Faire son épicerie est une toute autre expérience!

Éditrice junior, Narcity Québec
France VS Québec: 11 choses qui m'ont surprises en immigrant

Cela fait plus d'un an que j'ai quitté mon pays natal pour immigrer au Canada avec un permis de travail ouvert et cette arrivée dans la Belle Province était pleine de surprises. Voici donc onze choses auxquelles je ne m'étais pas préparée en tant que française au Québec.

Quand j'ai quitté la France pour le Québec, on m'avait parlé du froid intense, de la poutine et du sirop d'érable, mais ces clichés étaient bien loin du choc culturel que j'allais vivre ici.

La pandémie

Maïlys Kerhoas | Narcity

Ce n'était pas le meilleur timing pour immigrer. Je suis arrivée pile un mois avant la pandémie, en février 2020. J'étais loin de m'imaginer que la gestion de la crise allait être aussi différente qu'en France. Pendant le confinement à Montréal, j'avais le droit d'aller balader la chienne de ma colocataire ou d'aller courir dans un parc tant que je respectais la distanciation sociale.

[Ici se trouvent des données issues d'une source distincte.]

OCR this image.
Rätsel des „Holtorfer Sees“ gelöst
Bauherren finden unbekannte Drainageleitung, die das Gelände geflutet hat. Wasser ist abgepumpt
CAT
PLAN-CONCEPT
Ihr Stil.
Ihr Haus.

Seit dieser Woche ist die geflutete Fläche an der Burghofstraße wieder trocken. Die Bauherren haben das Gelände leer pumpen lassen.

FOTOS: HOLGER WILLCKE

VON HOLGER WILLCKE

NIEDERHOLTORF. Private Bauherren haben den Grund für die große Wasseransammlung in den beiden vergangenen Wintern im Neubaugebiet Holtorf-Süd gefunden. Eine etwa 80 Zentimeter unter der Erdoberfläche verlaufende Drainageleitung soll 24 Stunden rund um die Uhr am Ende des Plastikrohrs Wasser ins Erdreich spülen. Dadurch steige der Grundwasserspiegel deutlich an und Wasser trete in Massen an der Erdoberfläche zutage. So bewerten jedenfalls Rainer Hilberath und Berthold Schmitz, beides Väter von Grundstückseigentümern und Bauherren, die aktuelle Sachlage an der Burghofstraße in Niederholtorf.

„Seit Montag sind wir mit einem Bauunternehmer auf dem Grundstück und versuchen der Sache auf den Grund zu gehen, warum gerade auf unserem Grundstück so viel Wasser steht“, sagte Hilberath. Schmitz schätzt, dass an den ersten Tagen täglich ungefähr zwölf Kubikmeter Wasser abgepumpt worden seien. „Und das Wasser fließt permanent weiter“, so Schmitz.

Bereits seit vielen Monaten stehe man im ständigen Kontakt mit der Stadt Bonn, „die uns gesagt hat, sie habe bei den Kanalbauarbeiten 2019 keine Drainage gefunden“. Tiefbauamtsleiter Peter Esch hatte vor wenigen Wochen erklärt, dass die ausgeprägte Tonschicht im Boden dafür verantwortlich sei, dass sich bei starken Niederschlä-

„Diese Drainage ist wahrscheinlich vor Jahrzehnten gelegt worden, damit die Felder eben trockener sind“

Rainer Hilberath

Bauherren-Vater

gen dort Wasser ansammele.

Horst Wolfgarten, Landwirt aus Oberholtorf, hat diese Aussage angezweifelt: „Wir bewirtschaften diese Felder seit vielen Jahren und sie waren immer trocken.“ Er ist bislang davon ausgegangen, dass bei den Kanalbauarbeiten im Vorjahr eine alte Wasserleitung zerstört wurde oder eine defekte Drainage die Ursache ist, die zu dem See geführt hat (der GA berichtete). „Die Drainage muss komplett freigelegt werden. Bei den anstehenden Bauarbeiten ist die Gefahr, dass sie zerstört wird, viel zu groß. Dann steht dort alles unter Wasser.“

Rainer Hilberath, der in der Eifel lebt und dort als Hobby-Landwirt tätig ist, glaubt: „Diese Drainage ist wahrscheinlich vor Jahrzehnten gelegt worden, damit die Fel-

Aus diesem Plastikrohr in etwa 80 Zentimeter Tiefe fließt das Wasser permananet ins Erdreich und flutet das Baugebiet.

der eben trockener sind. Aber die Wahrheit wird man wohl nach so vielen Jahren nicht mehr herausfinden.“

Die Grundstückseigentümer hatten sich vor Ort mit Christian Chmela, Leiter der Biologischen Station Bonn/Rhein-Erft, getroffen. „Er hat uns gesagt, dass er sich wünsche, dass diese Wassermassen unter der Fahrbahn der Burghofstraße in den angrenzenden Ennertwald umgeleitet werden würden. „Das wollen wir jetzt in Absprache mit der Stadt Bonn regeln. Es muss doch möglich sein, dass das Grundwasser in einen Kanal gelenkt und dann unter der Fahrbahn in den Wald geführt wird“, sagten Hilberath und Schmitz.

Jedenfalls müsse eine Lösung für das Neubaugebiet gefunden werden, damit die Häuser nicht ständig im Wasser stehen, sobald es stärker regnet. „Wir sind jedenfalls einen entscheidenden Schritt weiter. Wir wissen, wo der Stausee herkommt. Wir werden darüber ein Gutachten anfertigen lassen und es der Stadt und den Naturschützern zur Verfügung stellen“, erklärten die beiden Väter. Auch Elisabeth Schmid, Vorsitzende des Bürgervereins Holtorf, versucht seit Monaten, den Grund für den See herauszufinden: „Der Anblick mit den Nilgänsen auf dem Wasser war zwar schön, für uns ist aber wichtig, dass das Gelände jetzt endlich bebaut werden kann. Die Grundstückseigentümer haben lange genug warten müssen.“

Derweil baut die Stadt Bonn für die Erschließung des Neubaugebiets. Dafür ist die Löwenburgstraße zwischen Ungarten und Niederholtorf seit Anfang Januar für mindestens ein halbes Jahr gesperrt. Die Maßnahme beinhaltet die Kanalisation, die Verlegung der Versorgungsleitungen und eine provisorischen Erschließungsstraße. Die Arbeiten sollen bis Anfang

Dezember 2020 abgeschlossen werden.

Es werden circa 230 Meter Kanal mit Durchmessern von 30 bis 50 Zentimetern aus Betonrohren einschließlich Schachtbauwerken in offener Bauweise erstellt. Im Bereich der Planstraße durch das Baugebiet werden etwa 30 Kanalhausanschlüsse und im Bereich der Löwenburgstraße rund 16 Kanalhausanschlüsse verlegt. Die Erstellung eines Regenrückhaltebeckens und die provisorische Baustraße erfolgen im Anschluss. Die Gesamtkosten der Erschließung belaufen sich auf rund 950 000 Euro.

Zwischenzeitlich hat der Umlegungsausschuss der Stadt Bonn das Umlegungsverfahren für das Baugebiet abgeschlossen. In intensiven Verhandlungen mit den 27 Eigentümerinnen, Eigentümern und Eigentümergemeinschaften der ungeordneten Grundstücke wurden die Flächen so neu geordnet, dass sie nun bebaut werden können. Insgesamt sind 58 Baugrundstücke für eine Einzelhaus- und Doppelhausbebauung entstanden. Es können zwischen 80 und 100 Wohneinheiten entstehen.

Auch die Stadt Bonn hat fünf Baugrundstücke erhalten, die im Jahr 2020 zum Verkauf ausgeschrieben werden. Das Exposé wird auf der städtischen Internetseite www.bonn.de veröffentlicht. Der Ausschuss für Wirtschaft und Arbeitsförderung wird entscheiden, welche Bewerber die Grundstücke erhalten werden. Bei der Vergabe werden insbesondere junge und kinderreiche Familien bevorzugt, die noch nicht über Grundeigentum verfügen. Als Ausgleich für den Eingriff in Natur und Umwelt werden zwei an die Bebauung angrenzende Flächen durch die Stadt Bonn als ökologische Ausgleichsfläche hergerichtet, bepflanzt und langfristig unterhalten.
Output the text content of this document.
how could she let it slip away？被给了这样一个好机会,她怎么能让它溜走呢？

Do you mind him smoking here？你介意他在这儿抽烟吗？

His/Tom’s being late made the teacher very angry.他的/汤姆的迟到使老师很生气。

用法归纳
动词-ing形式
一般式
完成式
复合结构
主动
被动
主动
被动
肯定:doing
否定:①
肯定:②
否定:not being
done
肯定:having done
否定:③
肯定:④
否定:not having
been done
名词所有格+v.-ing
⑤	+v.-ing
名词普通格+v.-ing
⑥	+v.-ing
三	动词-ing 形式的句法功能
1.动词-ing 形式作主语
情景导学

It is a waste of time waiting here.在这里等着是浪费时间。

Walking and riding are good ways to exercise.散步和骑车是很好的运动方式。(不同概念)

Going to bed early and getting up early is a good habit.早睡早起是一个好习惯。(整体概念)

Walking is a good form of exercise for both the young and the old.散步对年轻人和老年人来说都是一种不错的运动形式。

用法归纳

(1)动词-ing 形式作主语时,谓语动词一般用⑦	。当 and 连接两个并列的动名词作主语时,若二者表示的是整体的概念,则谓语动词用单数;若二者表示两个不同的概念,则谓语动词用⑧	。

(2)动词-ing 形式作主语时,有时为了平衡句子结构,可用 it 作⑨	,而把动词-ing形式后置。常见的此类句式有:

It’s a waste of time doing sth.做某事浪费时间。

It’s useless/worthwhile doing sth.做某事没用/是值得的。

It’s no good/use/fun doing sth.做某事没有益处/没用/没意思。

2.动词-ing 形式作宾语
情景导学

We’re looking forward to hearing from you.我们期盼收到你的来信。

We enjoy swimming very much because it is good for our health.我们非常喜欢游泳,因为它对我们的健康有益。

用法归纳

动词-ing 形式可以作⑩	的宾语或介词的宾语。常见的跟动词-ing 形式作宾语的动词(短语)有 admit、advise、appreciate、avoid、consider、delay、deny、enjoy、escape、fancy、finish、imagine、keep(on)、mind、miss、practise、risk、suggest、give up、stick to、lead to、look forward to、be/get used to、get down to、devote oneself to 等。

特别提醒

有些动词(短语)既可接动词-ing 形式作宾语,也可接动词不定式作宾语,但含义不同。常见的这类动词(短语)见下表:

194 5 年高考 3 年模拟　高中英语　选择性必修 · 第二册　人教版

Quand je parlais avec mes proches en France au téléphone, ils me disaient que tout était fermé même les forêts et qu'ils avaient besoin d'une attestation pour sortir de leur domicile. Et en regardant les stories Instagram de mes ami.es français.es, j'ai pu constater que très peu respectaient la distanciation sociale et les lois, contrairement aux Québécois.es.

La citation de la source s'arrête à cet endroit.